Après un hiver plus chaud que d’habitude, voilà la société québécoise qui se met en mouvement. Ce mouvement en effet est l’œuvre des associations étudiantes qui organisent, depuis plusieurs semaines déjà, des activités originales et créatives contre le gouvernement libéral du Québec qui veut poursuivre le « dégel » des frais de scolarité commencé en 2006. Si le gel permettait à la majorité d’accéder à une éducation supérieure de qualité, le dégel des libéraux favorisera les mieux nantis, ce qui aura pour effet de faire reculer le Québec en le ramenant à l’époque où seule une élite accédait à l’université, s’appropriait les emplois prestigieux et le pouvoir politique. Dans ce texte, nous tenterons d’expliquer les raisons derrière le succès retentissant du « printemps » politique des étudiants québécois.

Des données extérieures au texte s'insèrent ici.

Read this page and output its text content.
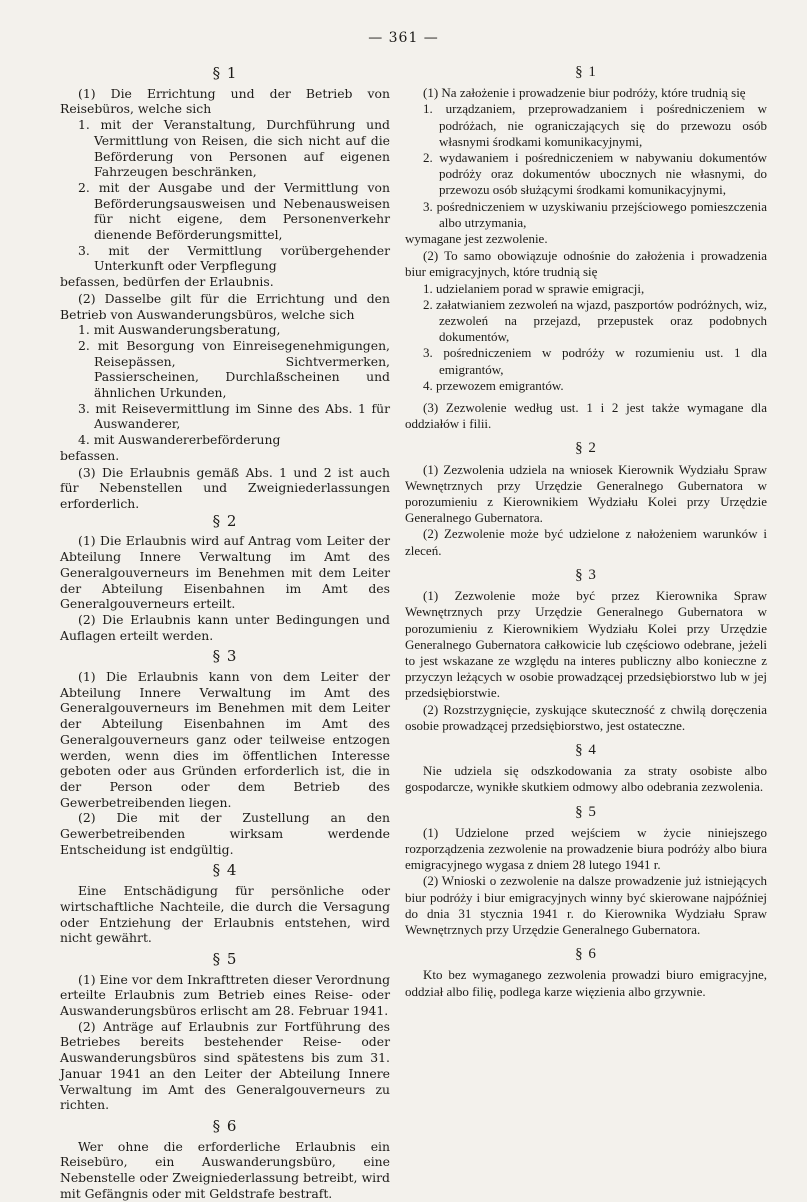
— 361 —
§ 1

(1) Die Errichtung und der Betrieb von Reisebüros, welche sich

1. mit der Veranstaltung, Durchführung und Vermittlung von Reisen, die sich nicht auf die Beförderung von Personen auf eigenen Fahrzeugen beschränken,

2. mit der Ausgabe und der Vermittlung von Beförderungsausweisen und Nebenausweisen für nicht eigene, dem Personenverkehr dienende Beförderungsmittel,

3. mit der Vermittlung vorübergehender Unterkunft oder Verpflegung

befassen, bedürfen der Erlaubnis.

(2) Dasselbe gilt für die Errichtung und den Betrieb von Auswanderungsbüros, welche sich

1. mit Auswanderungsberatung,

2. mit Besorgung von Einreisegenehmigungen, Reisepässen, Sichtvermerken, Passierscheinen, Durchlaßscheinen und ähnlichen Urkunden,

3. mit Reisevermittlung im Sinne des Abs. 1 für Auswanderer,

4. mit Auswandererbeförderung

befassen.

(3) Die Erlaubnis gemäß Abs. 1 und 2 ist auch für Nebenstellen und Zweigniederlassungen erforderlich.

§ 2

(1) Die Erlaubnis wird auf Antrag vom Leiter der Abteilung Innere Verwaltung im Amt des Generalgouverneurs im Benehmen mit dem Leiter der Abteilung Eisenbahnen im Amt des Generalgouverneurs erteilt.

(2) Die Erlaubnis kann unter Bedingungen und Auflagen erteilt werden.

§ 3

(1) Die Erlaubnis kann von dem Leiter der Abteilung Innere Verwaltung im Amt des Generalgouverneurs im Benehmen mit dem Leiter der Abteilung Eisenbahnen im Amt des Generalgouverneurs ganz oder teilweise entzogen werden, wenn dies im öffentlichen Interesse geboten oder aus Gründen erforderlich ist, die in der Person oder dem Betrieb des Gewerbetreibenden liegen.

(2) Die mit der Zustellung an den Gewerbetreibenden wirksam werdende Entscheidung ist endgültig.

§ 4

Eine Entschädigung für persönliche oder wirtschaftliche Nachteile, die durch die Versagung oder Entziehung der Erlaubnis entstehen, wird nicht gewährt.

§ 5

(1) Eine vor dem Inkrafttreten dieser Verordnung erteilte Erlaubnis zum Betrieb eines Reise- oder Auswanderungsbüros erlischt am 28. Februar 1941.

(2) Anträge auf Erlaubnis zur Fortführung des Betriebes bereits bestehender Reise- oder Auswanderungsbüros sind spätestens bis zum 31. Januar 1941 an den Leiter der Abteilung Innere Verwaltung im Amt des Generalgouverneurs zu richten.

§ 6

Wer ohne die erforderliche Erlaubnis ein Reisebüro, ein Auswanderungsbüro, eine Nebenstelle oder Zweigniederlassung betreibt, wird mit Gefängnis oder mit Geldstrafe bestraft.

§ 1

(1) Na założenie i prowadzenie biur podróży, które trudnią się

1. urządzaniem, przeprowadzaniem i pośredniczeniem w podróżach, nie ograniczających się do przewozu osób własnymi środkami komunikacyjnymi,

2. wydawaniem i pośredniczeniem w nabywaniu dokumentów podróży oraz dokumentów ubocznych nie własnymi, do przewozu osób służącymi środkami komunikacyjnymi,

3. pośredniczeniem w uzyskiwaniu przejściowego pomieszczenia albo utrzymania,

wymagane jest zezwolenie.

(2) To samo obowiązuje odnośnie do założenia i prowadzenia biur emigracyjnych, które trudnią się

1. udzielaniem porad w sprawie emigracji,

2. załatwianiem zezwoleń na wjazd, paszportów podróżnych, wiz, zezwoleń na przejazd, przepustek oraz podobnych dokumentów,

3. pośredniczeniem w podróży w rozumieniu ust. 1 dla emigrantów,

4. przewozem emigrantów.

(3) Zezwolenie według ust. 1 i 2 jest także wymagane dla oddziałów i filii.

§ 2

(1) Zezwolenia udziela na wniosek Kierownik Wydziału Spraw Wewnętrznych przy Urzędzie Generalnego Gubernatora w porozumieniu z Kierownikiem Wydziału Kolei przy Urzędzie Generalnego Gubernatora.

(2) Zezwolenie może być udzielone z nałożeniem warunków i zleceń.

§ 3

(1) Zezwolenie może być przez Kierownika Spraw Wewnętrznych przy Urzędzie Generalnego Gubernatora w porozumieniu z Kierownikiem Wydziału Kolei przy Urzędzie Generalnego Gubernatora całkowicie lub częściowo odebrane, jeżeli to jest wskazane ze względu na interes publiczny albo konieczne z przyczyn leżących w osobie prowadzącej przedsiębiorstwo lub w jej przedsiębiorstwie.

(2) Rozstrzygnięcie, zyskujące skuteczność z chwilą doręczenia osobie prowadzącej przedsiębiorstwo, jest ostateczne.

§ 4

Nie udziela się odszkodowania za straty osobiste albo gospodarcze, wynikłe skutkiem odmowy albo odebrania zezwolenia.

§ 5

(1) Udzielone przed wejściem w życie niniejszego rozporządzenia zezwolenie na prowadzenie biura podróży albo biura emigracyjnego wygasa z dniem 28 lutego 1941 r.

(2) Wnioski o zezwolenie na dalsze prowadzenie już istniejących biur podróży i biur emigracyjnych winny być skierowane najpóźniej do dnia 31 stycznia 1941 r. do Kierownika Wydziału Spraw Wewnętrznych przy Urzędzie Generalnego Gubernatora.

§ 6

Kto bez wymaganego zezwolenia prowadzi biuro emigracyjne, oddział albo filię, podlega karze więzienia albo grzywnie.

De l’organisation méthodique d’un printemps politique intempestif

Ce qui honore premièrement les étudiants de la nouvelle génération, c’est qu’ils ont su utiliser l’ambiance générale pour planifier une vague progressive de manifestations. Ils ont senti le vent et en tirent profit. Contrairement à leurs aînés qui devaient créer un climat politique d’exception, les étudiants actuels profitent de la mode de l’indignation mondiale, d’un gouvernement usé par le pouvoir, de leurs réseaux sociaux et d’une température extérieure plus chaude que la normale. Portés par une vague de chaleur sans précédent – il fera plus de 20 degrés Celsius pendant cette semaine cruciale de manifestations –, les étudiants espèrent la réussite de leur printemps intempestif, ils souhaitent faire reculer le gouvernement de Jean Charest, bien qu’ils doivent composer au quotidien avec des casseurs et des bloqueurs qui profitent de toutes les manifestations pour s’assurer d’un chaos minimal.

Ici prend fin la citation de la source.